Dietary studies often have inherent limitations. Observational studies usually rely on people recalling what they’ve eaten, which is subject to bias.
It’s also possible any links found were influenced by other dietary, health and lifestyle factors (confounders). It’s particularly difficult to isolate the effect of a single food item with any certainty.
Randomised controlled trials looking at diet can be difficult to conduct, especially on topics like heart disease, which can take many years to see results.
It can also be hard to control what people are eating, or recruit enough people and follow them up for long enough to get reliable evidence.
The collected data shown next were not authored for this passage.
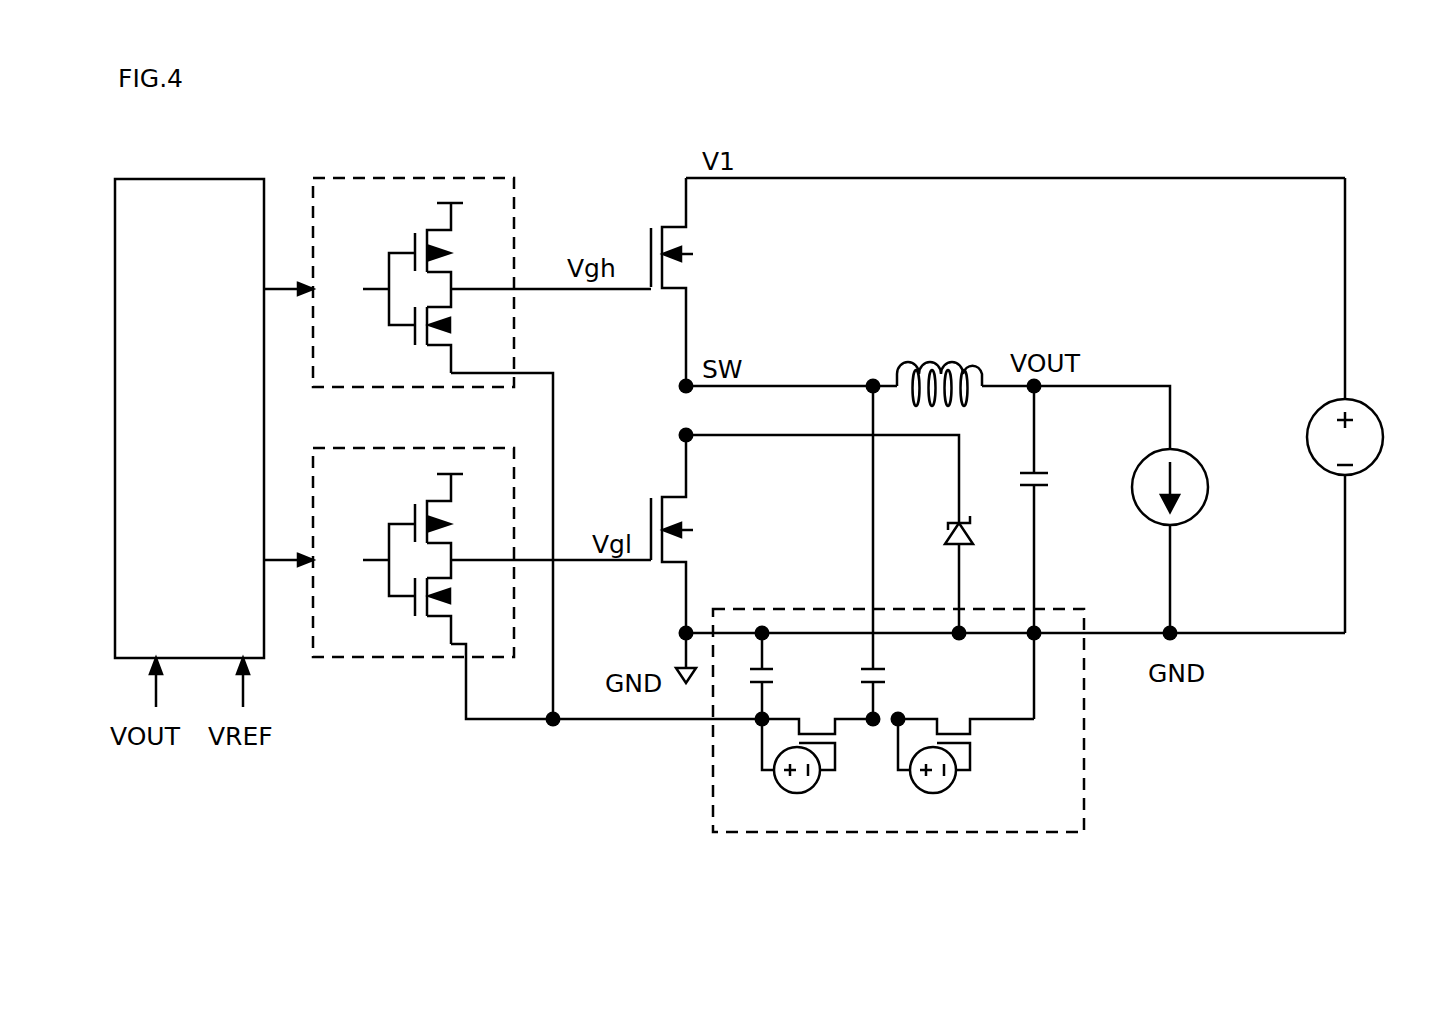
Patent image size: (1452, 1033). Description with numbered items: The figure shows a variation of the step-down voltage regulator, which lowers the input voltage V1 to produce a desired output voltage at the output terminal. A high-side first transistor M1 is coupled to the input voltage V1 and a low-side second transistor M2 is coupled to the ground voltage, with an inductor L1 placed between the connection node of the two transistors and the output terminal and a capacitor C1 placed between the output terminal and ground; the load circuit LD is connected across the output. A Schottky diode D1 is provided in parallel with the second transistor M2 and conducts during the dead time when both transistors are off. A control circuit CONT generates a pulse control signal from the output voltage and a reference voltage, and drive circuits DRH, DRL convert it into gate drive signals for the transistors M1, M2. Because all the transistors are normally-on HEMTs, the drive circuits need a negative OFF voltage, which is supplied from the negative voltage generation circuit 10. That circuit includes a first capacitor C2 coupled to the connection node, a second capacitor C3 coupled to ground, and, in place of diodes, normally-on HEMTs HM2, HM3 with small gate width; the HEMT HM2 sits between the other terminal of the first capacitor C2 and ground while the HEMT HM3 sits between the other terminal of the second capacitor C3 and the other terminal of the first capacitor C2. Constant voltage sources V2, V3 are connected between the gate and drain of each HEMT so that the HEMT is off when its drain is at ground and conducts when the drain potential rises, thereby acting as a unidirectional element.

The negative voltage generation circuit 10 is at (928, 721).
The control circuit CONT is at (189, 418).
The drive circuit DRH is at (413, 282).
The drive circuit DRL is at (413, 552).
The first transistor M1 is at (695, 282).
The second transistor M2 is at (695, 534).
The inductor L1 is at (939, 365).
The Schottky diode D1 is at (936, 535).
The capacitor C1 is at (1057, 488).
The first capacitor C2 is at (891, 686).
The second capacitor C3 is at (780, 678).
The load circuit LD is at (1194, 487).
The input voltage V1 is at (1369, 437).
The HEMT HM2 is at (970, 748).
The HEMT HM3 is at (817, 730).
The constant voltage source V2 is at (928, 776).
The constant voltage source V3 is at (792, 776).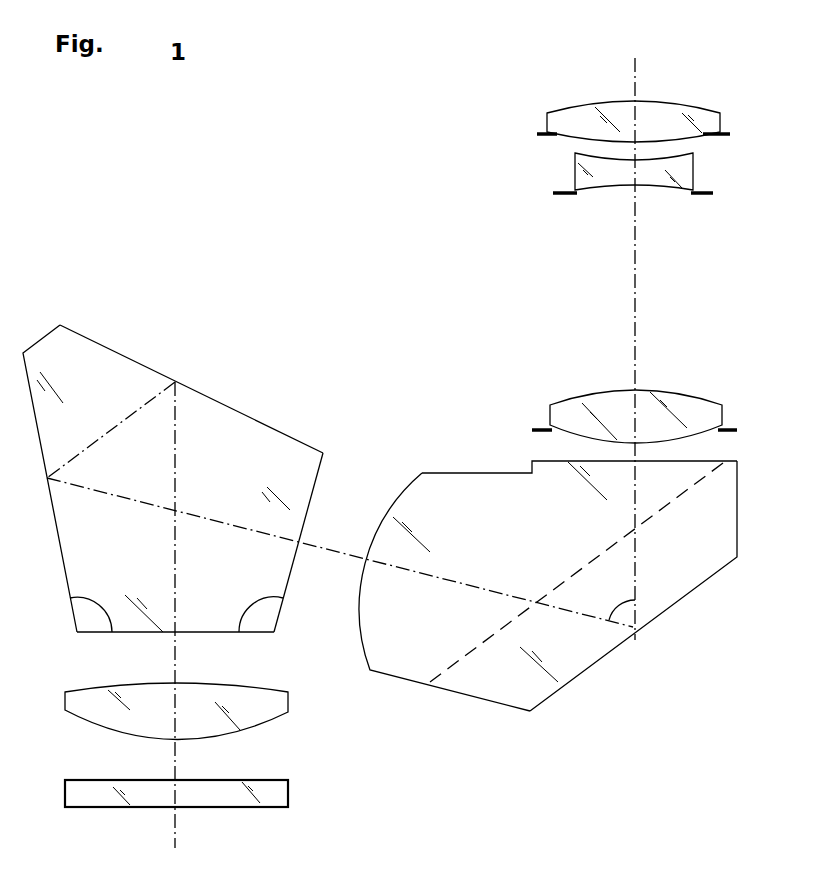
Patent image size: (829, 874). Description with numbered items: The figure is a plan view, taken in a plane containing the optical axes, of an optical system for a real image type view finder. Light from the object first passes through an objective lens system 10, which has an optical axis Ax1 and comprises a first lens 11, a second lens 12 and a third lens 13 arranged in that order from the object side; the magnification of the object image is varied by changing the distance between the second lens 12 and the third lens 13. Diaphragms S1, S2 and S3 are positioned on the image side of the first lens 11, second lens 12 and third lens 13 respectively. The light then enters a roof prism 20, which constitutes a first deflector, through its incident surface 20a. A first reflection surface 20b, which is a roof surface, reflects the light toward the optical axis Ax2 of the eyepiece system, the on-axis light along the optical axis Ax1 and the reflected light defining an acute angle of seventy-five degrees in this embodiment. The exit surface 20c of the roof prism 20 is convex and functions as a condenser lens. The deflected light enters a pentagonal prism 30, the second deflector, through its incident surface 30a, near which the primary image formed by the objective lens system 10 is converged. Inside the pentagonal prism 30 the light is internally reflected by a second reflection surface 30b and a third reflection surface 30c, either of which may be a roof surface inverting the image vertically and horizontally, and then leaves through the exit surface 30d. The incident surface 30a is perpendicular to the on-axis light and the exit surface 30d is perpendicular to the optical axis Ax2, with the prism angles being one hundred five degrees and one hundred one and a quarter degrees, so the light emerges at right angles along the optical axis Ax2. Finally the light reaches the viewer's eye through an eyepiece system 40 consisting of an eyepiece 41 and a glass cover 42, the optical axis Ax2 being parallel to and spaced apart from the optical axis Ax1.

Many of this review’s conclusions do seem plausible, however. But a systematic review clearly describing the study inclusion criteria and methodology would give greater confidence in the overall message about the state of the evidence.
The advice to avoid fad diets, which are often hyped by the media, seems sensible. As we have mentioned many times before, the idea there is a single superfood that’s the key to preventing chronic diseases is wishful thinking.
It may be unexciting, and not newsworthy, but the current evidence we have continues to support the tried and tested diet guidelines to prevent cardiovascular disease: that is, a balanced diet with lots of fruit and veg, but not too many calories, saturated fats, sugar and salt.